What would the Shinto people think? If I punched a wall, would they punch me back? Or would they lay prostrate and do a backflip like a toy frog? I don’t seem to know much of anything (but isn’t it better that way?)
Or maybe I want to scream. I have a grand vision for it: my throat will go raw. The inside of my esophagus will be like a carpet of tenderized, rotten steak, then I want to smell the tang of blood building up until I’m gurgling on a mix of that thick, aroused saliva and blood as red as cheap paint.
I want to cough it and clear it out into my hand where I can rub it dry, then I want to scream again. I don’t know why. I can’t tell you why. I can’t tell you (or prove to you) that the cat DEFINITELY won’t bite your fingers off. I can’t prove to you that we won’t end up both dead. In fact, we’ll both end up dead. Not at the same time, I imagine. But it’s GONNA HAPPEN.
My greatest fucking fear is realizing that I’ll just never be able to scream.
Where’s the field I can go to? Tell me. Tell me where there’s a mound of dirt, even a grave, that I can pop my head into and just let it loose. I get why wolves howl. I’m not saying I’m a faggot or anything and I think I’m a wolf or a dog or a dragon in jean shorts who has a scat fetish. I’m not saying that at all. I’m just saying that I want to scream because there’s something in the pit of my ass (something Jung put there, or Freud put there, or the Devil Himself put there) that’s trying to clamber its way up my intestines and into my throat where it can open its even-tinier mouth and vomit out a cry like you would never believe could come out of a throat-animal of that size.
But the worst thing of all is that it’s taken me so long to realize that we really are animals. Take away the pretension or the precociousness of a statement like that and what are you left with? The truth. It’s so true that it scares me. I always used to say it as a statement of defiance against the possibility of base urges. But now that I just want to scream until I’m fucking dead, I get it.
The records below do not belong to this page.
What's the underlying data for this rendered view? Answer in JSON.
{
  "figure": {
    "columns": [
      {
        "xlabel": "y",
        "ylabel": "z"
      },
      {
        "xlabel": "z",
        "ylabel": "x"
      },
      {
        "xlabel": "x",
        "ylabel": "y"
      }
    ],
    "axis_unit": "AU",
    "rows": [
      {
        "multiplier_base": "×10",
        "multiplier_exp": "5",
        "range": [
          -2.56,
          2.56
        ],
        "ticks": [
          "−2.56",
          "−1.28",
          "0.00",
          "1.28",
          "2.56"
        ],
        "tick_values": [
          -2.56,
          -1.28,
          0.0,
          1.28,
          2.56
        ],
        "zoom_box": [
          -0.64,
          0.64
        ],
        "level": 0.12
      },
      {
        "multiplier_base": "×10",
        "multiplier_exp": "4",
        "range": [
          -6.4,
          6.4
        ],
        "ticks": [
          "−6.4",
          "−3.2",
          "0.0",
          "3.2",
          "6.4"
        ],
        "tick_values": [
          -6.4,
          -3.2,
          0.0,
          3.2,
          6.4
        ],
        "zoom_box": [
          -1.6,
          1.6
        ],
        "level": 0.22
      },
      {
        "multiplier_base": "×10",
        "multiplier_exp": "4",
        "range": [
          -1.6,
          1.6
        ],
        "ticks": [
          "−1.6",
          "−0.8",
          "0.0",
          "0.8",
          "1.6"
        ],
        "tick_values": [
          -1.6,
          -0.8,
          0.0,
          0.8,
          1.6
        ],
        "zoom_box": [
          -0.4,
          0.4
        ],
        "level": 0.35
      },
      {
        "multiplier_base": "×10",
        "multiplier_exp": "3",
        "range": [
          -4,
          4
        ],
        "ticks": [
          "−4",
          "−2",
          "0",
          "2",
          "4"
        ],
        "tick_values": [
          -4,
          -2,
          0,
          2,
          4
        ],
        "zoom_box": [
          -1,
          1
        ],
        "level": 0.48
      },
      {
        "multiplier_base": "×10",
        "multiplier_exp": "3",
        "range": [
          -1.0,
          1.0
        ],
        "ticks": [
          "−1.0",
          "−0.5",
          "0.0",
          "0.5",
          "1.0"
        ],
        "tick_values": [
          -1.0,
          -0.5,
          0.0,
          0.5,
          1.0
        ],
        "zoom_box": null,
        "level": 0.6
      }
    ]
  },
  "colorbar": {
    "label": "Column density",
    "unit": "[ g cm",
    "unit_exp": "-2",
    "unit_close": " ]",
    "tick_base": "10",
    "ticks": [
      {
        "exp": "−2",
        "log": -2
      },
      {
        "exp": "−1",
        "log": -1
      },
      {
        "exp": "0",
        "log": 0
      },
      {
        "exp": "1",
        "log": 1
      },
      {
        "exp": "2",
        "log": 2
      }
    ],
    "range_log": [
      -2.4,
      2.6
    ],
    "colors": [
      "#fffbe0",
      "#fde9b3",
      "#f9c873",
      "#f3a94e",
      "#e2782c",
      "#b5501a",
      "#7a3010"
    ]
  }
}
So anyway, I thought I’d tutorialize it. The screaming. You open your mouth until the vomit just comes out without trying. You keep letting the vomit fall out (make sure you’re still bent over) until there’s no more of it. Then you wrap your arms around your abdomen and squeeze like you’re a fucking concertina. Then just retch out a screech like a fucking tire peeling out in the seventh circle. When you run out of breath, suck in another and make sure it makes a sound like a reverse wooshing. Then go again and again and again and again and again until you’re so exhausted that you actually might die.
Disclaimer: if you die it’s not my fault.
Then you make the choice: are you gonna be screaming forever until you die or are you just gonna die now?